Viele Ansteckungen mit milderen Verläufen: Das ist «vielleicht der erste Schritt von einer Pandemie zu einer Endemie». Die Worte von Gesundheitsminister Alain Berset vom Mittwoch lassen Hoffnung aufkeimen.
Dieser Wendepunkt würde bedeuten, dass das Coronavirus laut Berset zwar präsent bleibt, wir aber damit leben können.
Hat die Schweiz die Pandemie also bald besiegt?
Der Bundesrat begründet seinen Optimismus unter anderem mit der Immunität: In allen Altersgruppen über 20 Jahren habe die Schweizer Bevölkerung eine Immunität von mindestens rund 90 Prozent oder mehr erreicht. Bei einer sehr hohen Immunitätsrate zirkuliere Sars-CoV-2 wie andere Viren. Im Detail hat der Gesundheitsminister dazu folgende Zahlen präsentiert:
- Bei den 20- bis 29-Jährigen beträgt die Immunität über 90 Prozent .

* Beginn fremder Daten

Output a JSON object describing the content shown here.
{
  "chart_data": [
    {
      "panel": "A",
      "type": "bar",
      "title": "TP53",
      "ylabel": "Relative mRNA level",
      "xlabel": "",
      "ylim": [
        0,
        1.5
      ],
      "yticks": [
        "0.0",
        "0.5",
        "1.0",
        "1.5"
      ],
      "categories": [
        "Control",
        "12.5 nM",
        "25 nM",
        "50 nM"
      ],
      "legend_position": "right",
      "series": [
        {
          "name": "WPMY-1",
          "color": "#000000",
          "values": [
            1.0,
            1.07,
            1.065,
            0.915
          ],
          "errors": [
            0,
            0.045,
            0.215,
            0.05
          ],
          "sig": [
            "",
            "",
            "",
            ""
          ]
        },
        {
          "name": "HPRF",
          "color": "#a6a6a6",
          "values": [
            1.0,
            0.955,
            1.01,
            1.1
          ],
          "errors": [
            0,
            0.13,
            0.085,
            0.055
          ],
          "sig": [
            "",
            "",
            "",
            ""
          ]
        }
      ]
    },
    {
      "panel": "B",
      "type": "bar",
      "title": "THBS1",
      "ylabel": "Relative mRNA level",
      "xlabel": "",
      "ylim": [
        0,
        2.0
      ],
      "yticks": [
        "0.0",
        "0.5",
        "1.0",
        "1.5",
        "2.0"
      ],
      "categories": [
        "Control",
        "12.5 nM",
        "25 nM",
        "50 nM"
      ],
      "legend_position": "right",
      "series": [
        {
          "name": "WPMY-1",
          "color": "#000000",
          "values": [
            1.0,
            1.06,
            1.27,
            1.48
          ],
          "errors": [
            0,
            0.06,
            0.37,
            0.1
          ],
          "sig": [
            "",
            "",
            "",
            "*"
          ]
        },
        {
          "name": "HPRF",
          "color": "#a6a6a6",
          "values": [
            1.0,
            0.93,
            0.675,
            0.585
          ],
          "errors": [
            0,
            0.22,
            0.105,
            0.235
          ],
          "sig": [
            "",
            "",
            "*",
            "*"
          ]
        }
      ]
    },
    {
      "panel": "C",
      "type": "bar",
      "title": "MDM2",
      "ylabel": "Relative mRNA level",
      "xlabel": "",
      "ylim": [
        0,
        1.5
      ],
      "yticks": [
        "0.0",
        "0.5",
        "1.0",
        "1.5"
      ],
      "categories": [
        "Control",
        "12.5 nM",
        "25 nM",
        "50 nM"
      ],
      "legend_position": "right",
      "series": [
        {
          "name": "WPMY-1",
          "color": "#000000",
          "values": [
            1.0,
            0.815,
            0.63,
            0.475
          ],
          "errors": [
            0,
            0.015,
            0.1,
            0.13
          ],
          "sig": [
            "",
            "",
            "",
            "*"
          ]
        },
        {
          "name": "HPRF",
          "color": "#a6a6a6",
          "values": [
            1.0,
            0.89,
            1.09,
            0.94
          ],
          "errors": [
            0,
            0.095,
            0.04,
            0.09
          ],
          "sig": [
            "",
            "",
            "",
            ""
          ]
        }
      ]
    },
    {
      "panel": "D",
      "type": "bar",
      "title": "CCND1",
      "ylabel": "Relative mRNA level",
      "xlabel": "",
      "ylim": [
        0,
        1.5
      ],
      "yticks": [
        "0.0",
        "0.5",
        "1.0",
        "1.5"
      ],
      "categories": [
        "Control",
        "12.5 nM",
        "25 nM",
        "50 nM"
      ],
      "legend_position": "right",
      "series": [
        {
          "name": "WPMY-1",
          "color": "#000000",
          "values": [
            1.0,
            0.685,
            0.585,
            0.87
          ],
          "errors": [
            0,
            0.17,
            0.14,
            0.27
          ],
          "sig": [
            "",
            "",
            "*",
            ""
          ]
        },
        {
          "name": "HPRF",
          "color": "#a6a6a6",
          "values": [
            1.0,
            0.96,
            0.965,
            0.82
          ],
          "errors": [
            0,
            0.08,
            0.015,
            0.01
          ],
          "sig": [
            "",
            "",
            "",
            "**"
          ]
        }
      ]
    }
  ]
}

- Bei den 70- bis 80-Jährigen beträgt die Immunität rund 94 Prozent .
- Bei den 80-Jährigen und Älteren sind rund 97 Prozent immunisiert.

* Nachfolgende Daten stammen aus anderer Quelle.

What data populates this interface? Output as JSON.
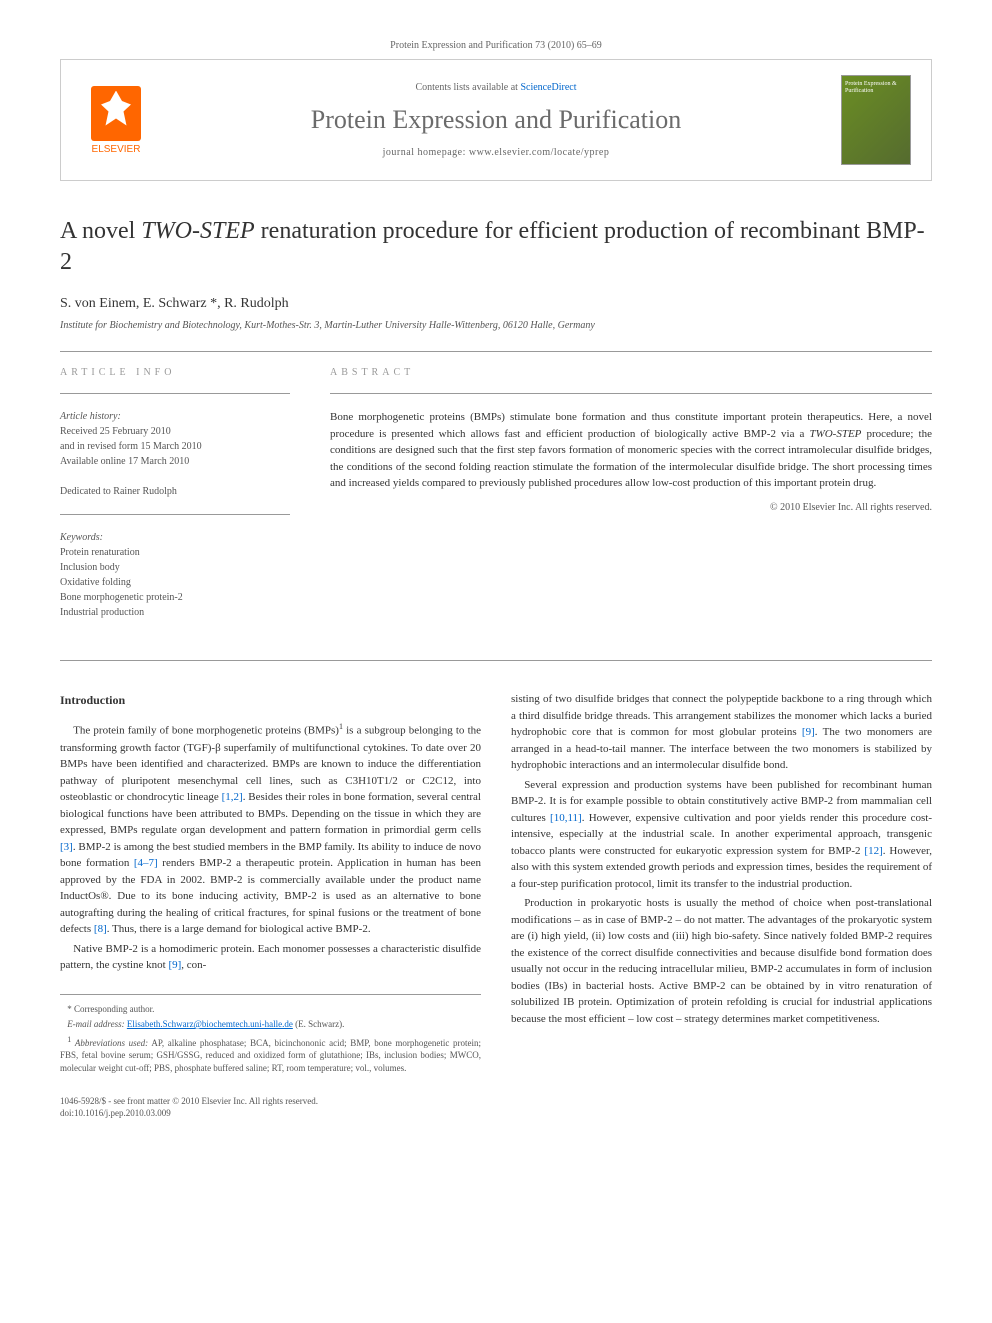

Zu einem grossen Teil ist die Impfung für die steigende Immunität in der Bevölkerung verantwortlich:
Zum anderen trägt auch eine Ansteckung mit dem Coronavirus und eine Genesung davon zur Immunität bei. Ein kleiner Hinweis darauf, wie hoch die Immunität durch Genesung ist, kann ein Blick auf die gemeldeten Neuinfektionen liefern:
Anzumerken gilt allerdings: Auch mehrfache Corona-Infektionen sind möglich. Und die Dunkelziffer der unentdeckten Ansteckungen ist hoch. Die nationale Taskforce des Bundes nimmt an, dass «die bestätigten Fälle nur einem Drittel bis der Hälfte der tatsächlichen Ansteckungen» entsprechen, wie sie im aktuellen wöchentlichen Bulletin schreibt.
Neue Varianten könnten zum Spielverderber werden
Versprüht der Bundesrat aktuell zu Recht Hoffnung auf ein Ende der Pandemie? SRF-Wissenschaftsredaktorin Katrin Zöfel sagt es so: «Die Omikronwelle ist – nach allem, was man jetzt weiss – wirklich anders als die Wellen davor.» Sie steige steiler und falle schneller wieder ab. «Und die Krankheitslast ist geringer, relativ zur Gesamtmenge aller Infektionen. Das ist positiv.»
Vergleiche mit Coronaviren aus dem Tierreich sprechen dafür, dass auch Sars-CoV-2 noch Veränderungspotenzial hat.
Entscheidend sei nun, ob Varianten auftauchen würden, denen eine starke Immunflucht gelinge, sagt Zöfel. «Die also die Immunität umgehen und dann noch einmal viele schwere Verläufe auslösen können.» Von Coronaviren, die im Tierreich zirkulieren, wisse man: Sie sind sehr divers und verändern sich stark. «Das spricht dafür, dass auch Sars-CoV-2 noch Veränderungspotenzial hat.»
Nebst der Option neuer Varianten könnten auch Beta oder Gamma zurückkehren – die hatten schon einmal eine Immunflucht entwickelt, waren dann aber vom viel dominanteren Delta zurückgedrängt worden.
Gleichwohl gebe es auch positive Signale: «Impfstoffe zielen ja fast alle auf das Spike-Protein. Also auf jenen Teil, den ein Virus benutzt, um in Zellen einzudringen», sagt die Wissenschaftsredaktorin. Wenn das Virus die Spikes verändere und damit eine gute Immunflucht hinbekomme, gehe es gleichzeitig ein Risiko ein: «Nämlich, nicht mehr so gut in die Zellen hereinzukommen, also weniger gut Menschen infizieren zu können. Das spricht dafür, dass der Spielraum des Virus für Veränderung gar nicht mehr so gross ist», sagt Katrin Zöfel.
Zudem gebe es erste Hinweise, dass die zelluläre Immunantwort – diese fängt schwere Verläufe ab – auch dann gegen Omikron wirke, wenn die Immunität von anderen Varianten stamme. «Wenn sich das erhärtet, heisst das: Die Immunität, die wir schon haben, deckt die Breite der bisherigen Varianten gut ab.» Mit etwas Glück könne das auch für zukünftige Varianten gelten.